Maybe it’s a case of thinking the old days were better than today. Maybe not.
The legislature has returned to the Capitol. Most people have no idea how quickly things move when the session starts or how intense the work is—or how contentious is can become if a partisan renegade group decides it must prevail, their minority status be damned.
For the last three years the sessions’ last week or so have become mired in political mud and the sessions have been the least productive in long, long memory because of conflicts between the legalization of those Video Lottery Machines that are pimples in our convenience stores and sports wagering legislation that seeks to give our casino a significant tax break to the detriment of our education funds and even to the further detriment of their own host cities.
But that’s a diatribe for another time.
It seems to from our high position that the baneful effects of term limits, about which we were warned in 1992, have produced another regrettable trend.
A passive legislature.
The loss of institutional memory because of term limits cannot be overstated.
One of the bigget warnings before 1992 was that term imits would transfer power from the chambers to the hallways, where lobbyists roam, because no senior members would be around to advise newcomers on the role of the General Assembly in the process of lawmaking and in the process of shaping state fiscal policy.
The transfer became obvious several years ago when, during debate, the sponsor of a bill would ask of another lawmaker proposing an amendment, “Have you checked with so-and-so out in the hall?”
Later the issue became even more egregious as I watched lawmakers during debate checking their cell phones for text messages from the paid influencers outside the chamber. Lobbyists are banned from being on the House and Senate floors. Physically. But their electronic presence is undeniable.
As we have watched for these many years, it seems that the legislature today is more likely to accept legislation without question and without hearing the voice of the public as much as it once did. Although we don’t cover committee meetings as much as we did in our reporting days, we have been in a large number of them on the issue of sports wagering, a special interest of ours for several reasons.
The caisno industry, now unfortunately aided and abetted by our major professional sports teams that need millons of dollars a year to try to keep pace with bigger-market moneybag teams, has always presented bills that are—to be frank—terrible fiscal policy for the state and its people and especially for schools, veterans, and the casino’s home cities.
Glaringly absent is any aggressive interrogation of the industry. I can recall only two instances in which any semi-extensive questions were asked and only one when the questions were aggressively put (and the industry’s response was hardly direct).
In the old days—and I intensely dislike using that phrase—it seemed the legislature, while heavily influenced by lobbyists (who have a place in the system) and their checkbooks, looked more critically at legislation. And it seems that lawmakers who were more likely to be presented a problem took an initiative, now missing, to fix the problem.
Many legislative hearings where held at night so members of the public could more easily be present without missing a full day of work. Night meetings are scarce today, leaving the field more and more to those who can affort to buy representation. The voice of the citizen is muted in today’s system and the general assembly is more susceptible to being influenced by political action committee money.

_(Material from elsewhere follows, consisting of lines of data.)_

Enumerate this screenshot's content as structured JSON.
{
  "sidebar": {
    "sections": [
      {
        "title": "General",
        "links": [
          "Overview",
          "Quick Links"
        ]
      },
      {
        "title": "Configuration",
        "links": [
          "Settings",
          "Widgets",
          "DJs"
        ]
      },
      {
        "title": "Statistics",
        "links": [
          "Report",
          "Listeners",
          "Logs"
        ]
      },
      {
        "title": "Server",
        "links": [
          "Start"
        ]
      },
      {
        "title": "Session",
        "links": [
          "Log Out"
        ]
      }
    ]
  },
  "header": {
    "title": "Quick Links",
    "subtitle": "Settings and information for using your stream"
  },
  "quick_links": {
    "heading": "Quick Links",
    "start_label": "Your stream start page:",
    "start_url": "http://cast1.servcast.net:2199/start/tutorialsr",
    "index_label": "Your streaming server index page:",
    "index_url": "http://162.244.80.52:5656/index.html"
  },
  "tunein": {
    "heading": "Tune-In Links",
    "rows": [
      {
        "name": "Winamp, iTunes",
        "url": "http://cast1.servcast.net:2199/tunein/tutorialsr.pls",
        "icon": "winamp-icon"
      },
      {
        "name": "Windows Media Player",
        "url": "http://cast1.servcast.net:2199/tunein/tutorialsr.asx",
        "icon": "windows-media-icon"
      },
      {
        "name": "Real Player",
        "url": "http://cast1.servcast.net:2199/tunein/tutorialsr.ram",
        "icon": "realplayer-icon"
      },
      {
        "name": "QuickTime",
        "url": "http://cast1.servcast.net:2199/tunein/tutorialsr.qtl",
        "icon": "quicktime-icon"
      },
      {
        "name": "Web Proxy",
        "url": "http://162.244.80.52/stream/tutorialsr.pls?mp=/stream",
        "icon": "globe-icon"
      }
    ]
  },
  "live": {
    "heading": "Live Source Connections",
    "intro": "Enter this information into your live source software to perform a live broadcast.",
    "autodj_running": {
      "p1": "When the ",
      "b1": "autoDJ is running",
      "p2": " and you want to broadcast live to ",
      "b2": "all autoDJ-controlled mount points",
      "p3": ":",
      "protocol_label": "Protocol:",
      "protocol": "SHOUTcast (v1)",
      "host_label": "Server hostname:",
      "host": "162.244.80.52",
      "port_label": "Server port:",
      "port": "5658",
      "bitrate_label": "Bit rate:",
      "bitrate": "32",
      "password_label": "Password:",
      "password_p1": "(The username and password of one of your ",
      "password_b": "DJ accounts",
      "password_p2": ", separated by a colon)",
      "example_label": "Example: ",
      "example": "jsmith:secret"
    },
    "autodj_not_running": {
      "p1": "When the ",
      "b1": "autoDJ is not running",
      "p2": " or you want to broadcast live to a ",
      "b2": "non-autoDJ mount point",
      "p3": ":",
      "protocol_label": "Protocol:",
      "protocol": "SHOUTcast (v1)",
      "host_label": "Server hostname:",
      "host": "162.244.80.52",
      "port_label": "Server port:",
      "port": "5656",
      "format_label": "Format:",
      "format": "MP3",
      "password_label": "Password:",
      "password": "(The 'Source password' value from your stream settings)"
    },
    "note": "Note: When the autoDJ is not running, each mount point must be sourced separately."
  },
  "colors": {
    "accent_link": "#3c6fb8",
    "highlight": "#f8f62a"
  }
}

In the first year of my lobbying career (working on getting the casinos to pay to keep the Steamboat Arabia Museum in Missouri), I took some findings of casino greed to a member of the House who told me, “Oh, the casinos will be interested in this. I’ve already gotten two checks form them this year.” He apparently was totally unaware of what a self-indictment his statement was.
Some legislator’s offices are festooned with plaques from organizations thanking them for their support. When I was running the Missorinet newsroom we had a rule that we would accept no awards from any organization we covered.
We were not their friend. Nor were we their enemy.
We are one of those in the halls again this year, raising our pitiful voice against the steamroller called the casino industry, hoping again that we will trouble the consciences of those who sit quietly while the industry presents its plans for getting richer and richer while the services that serve the people of Missouri that rely on revenue from the industry get poorer and poorer, and poorer still under proposed sports wagering legislation.
Somebody has to ask the questions. Too bad it isn’t the people who are presented with bills the industry wants passed.